Mais comment s'oriente t-on ? Et ne faut-il pas d'abord se perdre pour faire l'épreuve de l'orientation ? S'orienter c'est devoir se confronter à un dehors encore inconnu, au sens propre ou au figuré, c'est-à-dire que nous avons aussi à nous orienter dans la pensée.

Or justement, lorsque nous sommes désorientés intellectuellement, y a-t-il encore des cartes pour nous guider ? Nous verrons que c'est en dernière analyse le Je, corps ou esprit, qui fonde le sol d'une orientation possible. I- S'orienter c'est se repérer par rapport à un objet du dehors. Le langage parle d'un sens de l'orientation, on pourrait y voir une façon peu claire et approximative pour désigner notre capacité à nous orienter ; mais au lieu de cela il faut sans doute y lire un fond de vérité, s'orienter n'est pas une opération mécanique de simple calcul. Les machines peuvent nous servir à nous orienter (balise gps, boussole, radar…) mais ne s'orientent pas ellesmêmes.

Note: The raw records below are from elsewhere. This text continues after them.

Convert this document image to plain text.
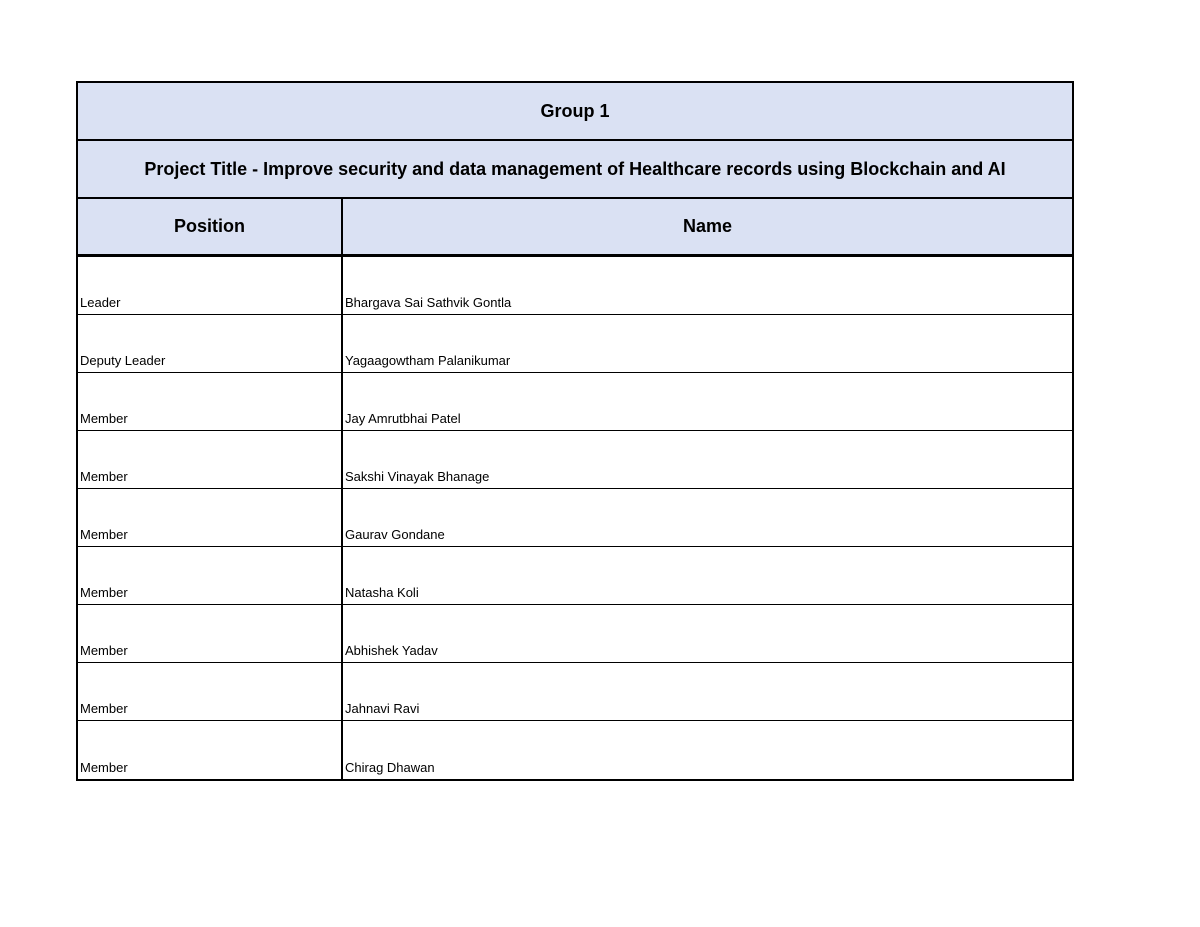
Group 1
Project Title - Improve security and data management of Healthcare records using Blockchain and AI
Position	Name
Leader	Bhargava Sai Sathvik Gontla
Deputy Leader	Yagaagowtham Palanikumar
Member	Jay Amrutbhai Patel
Member	Sakshi Vinayak Bhanage
Member	Gaurav Gondane
Member	Natasha Koli
Member	Abhishek Yadav
Member	Jahnavi Ravi
Member	Chirag Dhawan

Pourtant s'orienter est encore irréductible à l'usage que nous pouvons apprendre à faire des techniques citées.

Les moyens techniques facilitent l'orientation mais ne la créent pas, il nous faut donc réfléchir à ce qu'est s'orienter de soi-même. Pourtant même quand la technique nous fait défaut il semble que l'on prenne toujours appui sur un élément du dehors pour nous retrouver, même si nous sommes perdus dans un endroit inconnu et dont nous ne savons rien lire (le désert, la forêt vierge) nous pouvons encore essayer de nous orienter grâce aux bruits, à la position d'une une étoile, grâce un détail dans le paysage.

Aussi désespérée qu'elle soit la tentative d'orientation réclame et nécessite des appuis réels, des points de repères.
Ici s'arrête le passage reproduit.